Kalshi a intensifié sa bataille autour des marchés de prédiction en déposant une plainte contre l'État du Minnesota. Cette plainte conteste une loi récemment adoptée qui restreindrait la plupart des activités des marchés de prédiction et imposerait des sanctions pénales sur certains contrats basés sur des événements.
Au cœur de la plainte de Kalshi se trouve son argument de compétence juridictionnelle. La société soutient que les marchés de prédiction relèvent de la surveillance fédérale exclusive de la Commodity Futures Trading Commission (CFTC), plutôt que d'être régis par les lois étatiques sur les jeux d'argent.

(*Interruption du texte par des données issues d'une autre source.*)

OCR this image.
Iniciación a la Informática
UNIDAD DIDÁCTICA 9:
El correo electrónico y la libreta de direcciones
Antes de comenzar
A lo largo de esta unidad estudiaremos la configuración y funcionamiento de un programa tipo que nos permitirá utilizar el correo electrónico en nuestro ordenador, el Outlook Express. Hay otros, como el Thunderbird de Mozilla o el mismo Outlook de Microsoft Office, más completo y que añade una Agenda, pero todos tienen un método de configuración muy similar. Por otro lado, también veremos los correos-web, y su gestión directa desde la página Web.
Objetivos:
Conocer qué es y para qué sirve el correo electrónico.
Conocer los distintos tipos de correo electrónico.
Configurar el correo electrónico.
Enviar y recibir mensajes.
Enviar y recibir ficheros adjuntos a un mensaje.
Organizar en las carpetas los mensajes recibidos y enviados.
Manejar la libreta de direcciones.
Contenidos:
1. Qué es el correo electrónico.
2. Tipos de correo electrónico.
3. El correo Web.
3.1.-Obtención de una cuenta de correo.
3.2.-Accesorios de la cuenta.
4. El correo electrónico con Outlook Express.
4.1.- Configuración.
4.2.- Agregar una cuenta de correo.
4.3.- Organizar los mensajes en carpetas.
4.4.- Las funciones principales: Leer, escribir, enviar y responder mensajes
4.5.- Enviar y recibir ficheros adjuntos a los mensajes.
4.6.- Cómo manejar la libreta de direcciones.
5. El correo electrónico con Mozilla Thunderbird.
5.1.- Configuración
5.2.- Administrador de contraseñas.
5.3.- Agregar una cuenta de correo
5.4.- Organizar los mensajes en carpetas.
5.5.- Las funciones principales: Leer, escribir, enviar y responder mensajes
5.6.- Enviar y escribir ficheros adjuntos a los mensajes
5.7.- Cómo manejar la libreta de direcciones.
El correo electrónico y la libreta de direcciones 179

Kalshi affirme que ses contrats sur événements devraient être traités comme des produits financiers réglementés au niveau fédéral, et non comme des paris traditionnels. De l'avis de la société, cela signifie que le Minnesota ne peut pas simplement interdire ou criminaliser cette activité par voie législative étatique.
Les législateurs du Minnesota adoptent la position inverse. Ils qualifient les contrats sportifs et basés sur des événements de forme de jeu d'argent devant rester sous contrôle étatique, notamment parce que, selon eux, ces produits opèrent en dehors des réglementations existantes en matière de protection des consommateurs et de jeux d'argent.
Plutôt que de se concentrer sur l'application civile ou des restrictions de produits plus limitées, la nouvelle loi inclut des sanctions pénales pour les utilisateurs ou les entreprises exploitant, promouvant ou facilitant certains produits des marchés de prédiction.
Les partisans du projet de loi soutiennent que les plateformes de marchés de prédiction fonctionnent de manière similaire aux bookmakers sportifs, mais opèrent dans une zone grise juridique sans respecter les normes qu'ils estiment devoir s'appliquer aux entreprises de jeux d'argent.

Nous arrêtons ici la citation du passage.